Quanto ao mérito, destaca-se o seguinte trecho do acórdão do Tribunal de
origem:

(...) No que concerne ao mérito, tem decidido este Tribunal que, por ser
“flagrante a disparidade entre os valores previstos na ‘Tabela
Única Nacional de Equivalência de Procedimentos - TUNEP –
elaborada pela Agência Nacional de Saúde Complementar – ANS
para uniformização dos valores a serem ressarcidos ao SUS pelas operadoras
de planos privados de assistência à saúde – e aqueles constantes da
‘Tabela de Procedimentos Ambulatoriais e Hospitalares do
Sistema Único de Saúde - SUS’, impõe-se a uniformização de tais
valores, de forma que, para um mesmo procedimento médico, no
âmbito do SUS, o pagamento devido às unidades hospitalares que
o realizaram se realize pelo mesmo montante cobrado às
operadoras de planos privados de assistência médica,
prestigiando-se, assim, os princípios da razoabilidade, da
proporcionalidade, da isonomia de tratamento e da segurança

jurídica" (AC 0036162-52.2016.4.01.3400/DF, Desembargador Federal
Souza Prudente, 5T, e-DJF1 22/08/2018.). Entre diversos outros, confiram-
se: AC 0045216-42.2016.4.01.3400, Juiz Federal Convocado César Jatahy
Fonseca, 6T, PJe 19/12/2019; AC 0012967-
04.2017.4.01.3400,Desembargador Federal Jirair Aram Meguerian, 6T, e-
DJF1 09/10/2019; AC 0053469-19.2016.4.01.3400, Desembargador Federal
Daniel Paes Ribeiro, 6T, e-DJF1 31/07/2019; AC1008036-04.2018.4.01.3400,
Desembargador Federal Roberto Carlos De Oliveira, 6T, PJe04/07/2019.
(destaquei)

Nota-se que a Corte a quo decidiu a controvérsia com fundamento nos princípios
da razoabilidade, da proporcionalidade, da isonomia de tratamento e da segurança
jurídica.

No recurso especial, a parte aponta como violados os arts. 18, X, 26, 47 da Lei
8.080/1990 e 32 da Lei 9.656/1998.

De plano, da leitura do inteiro teor do aresto recorrido, verifica-se ausência de
manifestação da Corte de origem sobre a tese recursal com enfoque nos dispositivos
legais tido por violados. Assim, resta patente a ausência do indispensável requisito do
prequestionamento, circunstância que atrai, o óbice das Súmulas 282/STF e 211/STJ,
respectivamente: "É inadmissível o recurso extraordinário, quando não ventilada, na
decisão recorrida, a questão federal suscitada" ; "Inadmissível recurso especial quanto
à questão que, a despeito da oposição de embargos declaratórios, não foi apreciada
pelo tribunal a quo" .

Ademais, verifica-se a inexpressividade do texto legal frente à discussão carreada
nos autos. Eventual violação a lei federal seria reflexa, o que atrai a incidência da
Súmula 284/STF: "É inadmissível o recurso extraordinário, quando a deficiência na
sua fundamentação não permitir a exata compreensão da controvérsia."

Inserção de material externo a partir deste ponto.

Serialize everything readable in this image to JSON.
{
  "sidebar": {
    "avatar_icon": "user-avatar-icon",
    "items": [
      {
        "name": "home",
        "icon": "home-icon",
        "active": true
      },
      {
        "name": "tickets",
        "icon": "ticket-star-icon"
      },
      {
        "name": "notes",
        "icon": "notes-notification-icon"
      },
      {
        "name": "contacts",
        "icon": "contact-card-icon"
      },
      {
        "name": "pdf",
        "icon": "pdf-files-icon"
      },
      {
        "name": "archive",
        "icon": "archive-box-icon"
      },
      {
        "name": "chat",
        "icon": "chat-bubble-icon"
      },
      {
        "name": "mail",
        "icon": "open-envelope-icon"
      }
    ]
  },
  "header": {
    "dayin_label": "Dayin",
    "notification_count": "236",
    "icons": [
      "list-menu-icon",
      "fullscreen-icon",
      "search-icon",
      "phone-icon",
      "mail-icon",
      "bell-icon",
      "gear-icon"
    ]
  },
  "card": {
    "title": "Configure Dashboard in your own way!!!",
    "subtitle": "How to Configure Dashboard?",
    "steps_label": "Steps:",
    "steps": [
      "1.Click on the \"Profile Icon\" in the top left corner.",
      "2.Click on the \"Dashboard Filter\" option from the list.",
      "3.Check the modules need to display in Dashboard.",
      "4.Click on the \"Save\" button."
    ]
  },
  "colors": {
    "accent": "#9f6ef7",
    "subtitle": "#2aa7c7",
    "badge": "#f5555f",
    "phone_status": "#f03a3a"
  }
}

Ainda que assim não fosse, a modificação do julgado, nos moldes pretendidos,
demandaria o reexame do acervo fático-probatório constate dos autos,
providência incompatível com a via estreita do recurso especial, de acordo com a
Súmulas 7 do STJ. À propósito:

PROCESSUAL CIVIL E ADMINISTRATIVO. SISTEMA ÚNICO DE SAÚDE.
ASSISTÊNCIA COMPLEMENTAR DE SAÚDE. REDE PRIVADA. TABELA
DE PROCEDIMENTOS AMBULATORIAIS E HOSPITALARES.
LEGITIMIDADE DA UNIÃO. RESPONSABILIDADE SOLIDÁRIA. SÚMULA
83/STJ. REVISÃO. EQUILÍBRIO ECONÔMICO-FINANCEIRO. RESGATE.
LEGITIMIDADE PASSIVA. SENTENÇA MANTIDA. VIOLAÇÃO DE
ARTIGOS CONSTITUCIONAIS. IMPOSSIBILIDADE DE ANÁLISE. MÉRITO
BASEADO NO CONJUNTO FÁTICO-PROBATÓRIO E NAS CLÁUSULAS DO
CONTRATO. REVISÃO. IMPOSSIBILIDADE. SÚMULAS 5 E 7 DO STJ.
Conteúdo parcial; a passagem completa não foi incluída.